Ja, das gefällt uns auch. Unser Haus ist Baujahr 34. Damals war das noch in


----------



## jolantha (15. Juli 2016)

Noch ein bißchen Blumen , zur Aufmunterung bei diesem shiieeeet Wetter


----------



## pema (16. Juli 2016)

Hallo zusammen,
dieses Jahr habe ich mal wieder eine Passionspflanze als Kletterpflanze gesetzt. Trotz des schlechten Wetters blüht sie ununterbrochen seit Wochen...und auch die Bienen scheinen sie zu mögen.

     

petra


----------



## jolantha (17. Juli 2016)

Petra,
ich hab es dieses Jahr mal mit Samen vresucht, meine Pflänzchen sind mal grade 15 cm hoch, das wird nicht mehr mit Blüte
in diesem Jahr.


----------



## mitch (17. Juli 2016)

nur mal schnell ein paar Bilder von heute


----------



## Muschelschubserin (17. Juli 2016)

Und hier wieder ein paar aus dem Norden


                  

                          

Die ersten Aroniabeeren bekommen Farbe und schon haben die Vögel sie entdeckt
   

An meinen div. Clematispflanzen habe ich dieses Jahr nicht viel Freude, ob es am vielen Regen liegt(?)


----------



## jolantha (18. Juli 2016)

Lara,
gefällt mir, ist ja auch ein nicht so aufgeräumter Garten 

@ Mitch, sei nicht so fotografierfaul, ein paar mehr Bilder hätten es ruhig sein können


----------



## troll20 (18. Juli 2016)

jolantha schrieb:


> Lara,
> gefällt mir, ist ja auch ein nicht so aufgeräumter Garten
> 
> @ Mitch, sei nicht so fotografierfaul, ein paar mehr Bilder hätten es ruhig sein können


Der Rest vom Garten ist schon Teich


----------



## Tanny (20. Juli 2016)

Die Busch und Baumkante an der Hofplatte ist zur Zeit eine blühende Wand:

   

die __ Sonnenblume hat sich aus dem Vogelfutter vom Winter gesäät:

 

die Amseln und einige andere Leckermäuler stehen angesichts dieser Aronien
bereits in den Startlöchern:

 

Und letztes Jahr habe ich an verschiedenen Stellen auf dem Hof Kardensamen verstreut.
3 stattliche Wilde Karden an unterschiedlichen Standorten - eine am Rande der Hofplatte, sind das Ergebnis:


----------



## jolantha (20. Juli 2016)

Kirstin, 
meine Sonnenblumen haben mal grade mit Knospen angefangen .


----------



## Eva-Maria (20. Juli 2016)

gestern am späten Nachmittag mal ein paar Bilder gemacht


----------



## ChristinaDingens (20. Juli 2016)

Knarf1969 schrieb:


> Hallo
> Ja, ist eine Bobby James....ungeduldig wie wir damals waren, haben wir gleich 2 gepflanzt   Eine hätte locker gereicht


 Du hast einen wahrlich Traumhaften Garten.

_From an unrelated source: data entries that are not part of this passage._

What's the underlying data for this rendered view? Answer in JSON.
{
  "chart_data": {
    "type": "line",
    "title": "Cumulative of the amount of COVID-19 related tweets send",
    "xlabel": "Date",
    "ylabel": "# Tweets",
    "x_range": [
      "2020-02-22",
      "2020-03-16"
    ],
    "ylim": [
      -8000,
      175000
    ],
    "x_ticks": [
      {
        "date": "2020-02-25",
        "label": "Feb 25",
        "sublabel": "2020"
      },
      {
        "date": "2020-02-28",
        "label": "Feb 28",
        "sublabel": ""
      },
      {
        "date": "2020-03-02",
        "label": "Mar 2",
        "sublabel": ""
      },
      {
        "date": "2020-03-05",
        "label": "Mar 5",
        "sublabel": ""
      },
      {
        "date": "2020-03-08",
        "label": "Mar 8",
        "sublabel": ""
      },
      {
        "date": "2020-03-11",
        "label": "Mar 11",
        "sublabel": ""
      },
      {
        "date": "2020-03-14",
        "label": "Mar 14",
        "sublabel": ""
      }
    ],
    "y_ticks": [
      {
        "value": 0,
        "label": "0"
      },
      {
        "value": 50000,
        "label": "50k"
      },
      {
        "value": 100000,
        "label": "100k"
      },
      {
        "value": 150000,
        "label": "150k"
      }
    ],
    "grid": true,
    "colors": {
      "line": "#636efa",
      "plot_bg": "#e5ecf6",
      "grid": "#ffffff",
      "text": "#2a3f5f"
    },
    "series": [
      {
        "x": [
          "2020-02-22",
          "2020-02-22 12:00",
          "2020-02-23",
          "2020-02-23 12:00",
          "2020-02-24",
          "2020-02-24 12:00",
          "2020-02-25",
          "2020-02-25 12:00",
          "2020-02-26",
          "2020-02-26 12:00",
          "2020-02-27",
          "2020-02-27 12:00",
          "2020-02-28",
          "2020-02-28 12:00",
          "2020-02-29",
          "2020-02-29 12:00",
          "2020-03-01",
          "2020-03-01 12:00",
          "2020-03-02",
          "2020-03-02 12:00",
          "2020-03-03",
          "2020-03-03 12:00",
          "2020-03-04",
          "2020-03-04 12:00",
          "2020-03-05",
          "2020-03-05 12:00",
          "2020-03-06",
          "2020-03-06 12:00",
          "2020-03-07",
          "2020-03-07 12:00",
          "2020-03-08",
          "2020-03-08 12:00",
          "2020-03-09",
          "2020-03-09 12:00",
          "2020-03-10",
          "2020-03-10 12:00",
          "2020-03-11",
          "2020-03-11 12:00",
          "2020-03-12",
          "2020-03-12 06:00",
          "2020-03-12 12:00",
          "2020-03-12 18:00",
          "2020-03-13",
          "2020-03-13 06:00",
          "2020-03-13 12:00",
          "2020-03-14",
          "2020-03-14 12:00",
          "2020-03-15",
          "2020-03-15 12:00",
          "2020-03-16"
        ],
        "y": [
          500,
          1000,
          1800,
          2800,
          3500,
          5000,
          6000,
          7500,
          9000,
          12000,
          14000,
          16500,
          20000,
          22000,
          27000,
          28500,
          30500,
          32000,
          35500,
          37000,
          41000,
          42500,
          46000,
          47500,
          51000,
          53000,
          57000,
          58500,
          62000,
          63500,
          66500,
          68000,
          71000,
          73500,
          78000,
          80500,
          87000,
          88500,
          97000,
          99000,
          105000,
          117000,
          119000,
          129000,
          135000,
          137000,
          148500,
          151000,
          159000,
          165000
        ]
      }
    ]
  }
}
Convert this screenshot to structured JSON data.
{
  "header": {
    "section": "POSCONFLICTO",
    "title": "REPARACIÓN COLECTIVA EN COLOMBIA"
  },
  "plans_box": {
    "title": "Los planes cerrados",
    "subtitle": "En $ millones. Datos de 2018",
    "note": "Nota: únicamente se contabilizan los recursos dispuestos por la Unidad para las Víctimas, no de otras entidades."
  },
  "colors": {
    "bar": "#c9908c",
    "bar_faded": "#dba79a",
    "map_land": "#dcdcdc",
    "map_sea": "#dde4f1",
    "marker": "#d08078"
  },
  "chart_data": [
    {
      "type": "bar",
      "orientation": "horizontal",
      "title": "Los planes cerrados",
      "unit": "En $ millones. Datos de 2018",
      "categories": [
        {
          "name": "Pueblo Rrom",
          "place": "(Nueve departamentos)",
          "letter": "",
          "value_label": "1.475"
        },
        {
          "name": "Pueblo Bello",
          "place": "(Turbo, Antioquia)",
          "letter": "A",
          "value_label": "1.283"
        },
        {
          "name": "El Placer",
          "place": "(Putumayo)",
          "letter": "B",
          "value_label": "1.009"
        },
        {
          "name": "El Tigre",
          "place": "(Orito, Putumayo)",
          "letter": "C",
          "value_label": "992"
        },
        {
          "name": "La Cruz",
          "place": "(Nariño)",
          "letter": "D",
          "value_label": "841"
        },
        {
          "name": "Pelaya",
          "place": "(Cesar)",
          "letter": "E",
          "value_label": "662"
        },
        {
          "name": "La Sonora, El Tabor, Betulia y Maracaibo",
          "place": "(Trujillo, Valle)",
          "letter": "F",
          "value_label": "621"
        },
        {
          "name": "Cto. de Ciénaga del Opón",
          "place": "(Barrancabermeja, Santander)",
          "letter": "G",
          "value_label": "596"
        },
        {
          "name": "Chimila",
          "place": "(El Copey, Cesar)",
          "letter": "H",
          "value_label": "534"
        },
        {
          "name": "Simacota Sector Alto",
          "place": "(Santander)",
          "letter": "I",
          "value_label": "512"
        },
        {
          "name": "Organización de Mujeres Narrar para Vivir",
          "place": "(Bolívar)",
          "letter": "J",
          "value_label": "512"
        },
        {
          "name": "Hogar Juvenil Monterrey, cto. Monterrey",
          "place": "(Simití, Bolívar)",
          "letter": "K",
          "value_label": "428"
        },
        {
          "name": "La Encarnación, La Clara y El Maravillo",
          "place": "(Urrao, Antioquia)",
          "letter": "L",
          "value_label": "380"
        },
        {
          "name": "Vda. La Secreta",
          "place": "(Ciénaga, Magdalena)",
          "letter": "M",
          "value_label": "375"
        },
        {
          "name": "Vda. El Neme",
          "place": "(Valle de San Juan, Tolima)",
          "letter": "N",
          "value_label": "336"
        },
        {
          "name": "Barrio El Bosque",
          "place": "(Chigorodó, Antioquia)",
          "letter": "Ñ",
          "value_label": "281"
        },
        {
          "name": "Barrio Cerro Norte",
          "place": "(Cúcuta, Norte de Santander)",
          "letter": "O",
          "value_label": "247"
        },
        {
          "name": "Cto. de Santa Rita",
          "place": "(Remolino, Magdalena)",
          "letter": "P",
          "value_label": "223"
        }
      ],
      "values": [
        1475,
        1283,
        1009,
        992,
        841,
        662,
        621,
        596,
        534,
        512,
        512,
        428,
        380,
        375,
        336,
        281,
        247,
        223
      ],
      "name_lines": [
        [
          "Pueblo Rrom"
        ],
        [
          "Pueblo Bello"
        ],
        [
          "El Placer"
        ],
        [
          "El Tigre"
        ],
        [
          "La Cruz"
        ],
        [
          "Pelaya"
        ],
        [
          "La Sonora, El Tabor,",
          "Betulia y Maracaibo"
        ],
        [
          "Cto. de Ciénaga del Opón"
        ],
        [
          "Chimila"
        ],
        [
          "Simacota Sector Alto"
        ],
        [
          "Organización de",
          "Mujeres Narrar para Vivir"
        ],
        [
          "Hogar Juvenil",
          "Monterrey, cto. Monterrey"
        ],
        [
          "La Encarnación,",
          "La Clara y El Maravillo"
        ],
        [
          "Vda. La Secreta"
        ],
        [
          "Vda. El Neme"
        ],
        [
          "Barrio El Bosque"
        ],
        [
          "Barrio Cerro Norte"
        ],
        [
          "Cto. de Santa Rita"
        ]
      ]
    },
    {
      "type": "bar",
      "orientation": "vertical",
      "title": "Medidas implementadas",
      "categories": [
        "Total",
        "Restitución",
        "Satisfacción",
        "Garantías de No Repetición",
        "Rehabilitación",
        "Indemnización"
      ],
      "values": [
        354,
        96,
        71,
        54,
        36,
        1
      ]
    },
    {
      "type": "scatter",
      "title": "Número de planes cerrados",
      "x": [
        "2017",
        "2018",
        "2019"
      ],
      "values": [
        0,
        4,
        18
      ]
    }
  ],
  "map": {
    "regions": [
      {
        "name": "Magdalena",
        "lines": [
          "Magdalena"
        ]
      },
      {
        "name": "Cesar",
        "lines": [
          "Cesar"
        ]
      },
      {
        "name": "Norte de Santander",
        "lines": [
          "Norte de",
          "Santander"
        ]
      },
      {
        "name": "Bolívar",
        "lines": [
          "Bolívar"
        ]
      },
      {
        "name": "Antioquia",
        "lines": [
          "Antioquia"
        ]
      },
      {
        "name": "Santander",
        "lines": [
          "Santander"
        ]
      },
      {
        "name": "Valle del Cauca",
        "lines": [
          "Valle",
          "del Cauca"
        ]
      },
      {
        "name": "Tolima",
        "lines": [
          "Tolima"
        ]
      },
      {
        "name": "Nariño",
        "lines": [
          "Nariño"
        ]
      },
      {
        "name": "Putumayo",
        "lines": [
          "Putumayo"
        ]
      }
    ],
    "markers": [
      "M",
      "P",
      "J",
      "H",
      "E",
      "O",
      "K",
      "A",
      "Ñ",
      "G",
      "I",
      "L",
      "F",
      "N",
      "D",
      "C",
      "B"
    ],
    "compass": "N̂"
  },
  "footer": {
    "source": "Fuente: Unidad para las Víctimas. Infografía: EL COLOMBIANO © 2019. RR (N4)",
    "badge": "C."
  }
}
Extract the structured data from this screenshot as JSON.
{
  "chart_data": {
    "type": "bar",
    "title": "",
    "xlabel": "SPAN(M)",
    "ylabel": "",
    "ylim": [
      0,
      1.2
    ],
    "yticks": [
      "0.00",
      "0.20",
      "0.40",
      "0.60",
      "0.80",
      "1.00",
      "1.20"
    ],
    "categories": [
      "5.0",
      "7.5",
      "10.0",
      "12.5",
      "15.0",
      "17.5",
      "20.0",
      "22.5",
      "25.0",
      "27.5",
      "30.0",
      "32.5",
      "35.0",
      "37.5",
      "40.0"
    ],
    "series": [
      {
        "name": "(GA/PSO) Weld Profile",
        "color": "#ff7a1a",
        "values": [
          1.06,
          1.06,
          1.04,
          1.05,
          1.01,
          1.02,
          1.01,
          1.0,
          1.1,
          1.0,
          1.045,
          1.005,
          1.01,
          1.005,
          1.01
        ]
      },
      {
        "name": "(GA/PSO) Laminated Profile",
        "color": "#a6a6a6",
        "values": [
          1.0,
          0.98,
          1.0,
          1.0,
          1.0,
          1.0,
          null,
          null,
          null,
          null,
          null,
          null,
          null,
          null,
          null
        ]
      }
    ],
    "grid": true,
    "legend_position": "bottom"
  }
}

Wirklich Wunderschön! Sag mal, wie hast du die Bobby James an der Fassade geführt. Ich hasse unseren Klinker und würde unsere Fassade gerne mit einer Rambler schmücken. Ich frage mich nur, wie man das stabil zu Stande bringt?! Wie lange haben deine Rosen gebraucht um so zu wachsen? Ich kann sie leider nicht an einem vorhandenen Baum oä. führen.


----------



## ASSchlicki (20. Juli 2016)

So sieht es zur Zeit bei uns im Garten aus, alles blüht in voller Pracht.

 

 
 

Natürlich darf der Teich nicht fehlen


----------



## jolantha (21. Juli 2016)

Bei mir kommt auch wieder Neues nach


----------



## ChristinaDingens (21. Juli 2016)

ASSchlicki schrieb:


> So sieht es zur Zeit bei uns im Garten aus, alles blüht in voller Pracht.
> 
> Anhang anzeigen 169318
> 
> ...


Sehr schöner Garten Andreas!
Ich hätte so gerne mal ein Foto eurer Staudenbeete. Ich muss ja jetzt auch überlegen was wohin und ich kann mich nicht entscheiden...Die Beete sehen farblich sehr schön aus. Sag mal, dass rote Gehölz (auf dem letzten Foto rechts), was etwas in den Teich ragt, was ist das?!


----------



## ASSchlicki (21. Juli 2016)

Hallo Christina,

das rote Gehölz ist ein japanischer __ Fächerahorn der schon einige Jahre auf dem Buckel hat. Ich kann Dir beim Anlegen des Gartens nur empfehlen einen Plan zu erstellen und zu berücksichtigen, dass die Pflanzen noch wachsen. Also nicht zu dicht pflanzen.


----------



## Knarf1969 (22. Juli 2016)

ChristinaDingens schrieb:


> Du hast einen wahrlich Traumhaften Garten. Wirklich Wunderschön! Sag mal, wie hast du die Bobby James an der Fassade geführt. Ich hasse unseren Klinker und würde unsere Fassade gerne mit einer Rambler schmücken. Ich frage mich nur, wie man das stabil zu Stande bringt?! Wie lange haben deine Rosen gebraucht um so zu wachsen? Ich kann sie leider nicht an einem vorhandenen Baum oä. führen.



Danke!
Ich habe im Baumarkt Rankgitter gekauft und an die Wand geschraubt. Ab einem gewissen Ausmaß stabilisiert sich das auch von selbst. Die beiden rambler haben wir als kleine Pflänzchen gekauft. Auf den Bildern sind sie jetzt etwa 6 Jahre alt. Eine Pflanze hätte genügt. Das wächst wirklich wie verrückt!


----------



## ChristinaDingens (22. Juli 2016)

ASSchlicki schrieb:


> Hallo Christina,
> 
> das rote Gehölz ist ein japanischer __ Fächerahorn der schon einige Jahre auf dem Buckel hat. Ich kann Dir beim Anlegen des Gartens nur empfehlen einen Plan zu erstellen und zu berücksichtigen, dass die Pflanzen noch wachsen. Also nicht zu dicht pflanzen.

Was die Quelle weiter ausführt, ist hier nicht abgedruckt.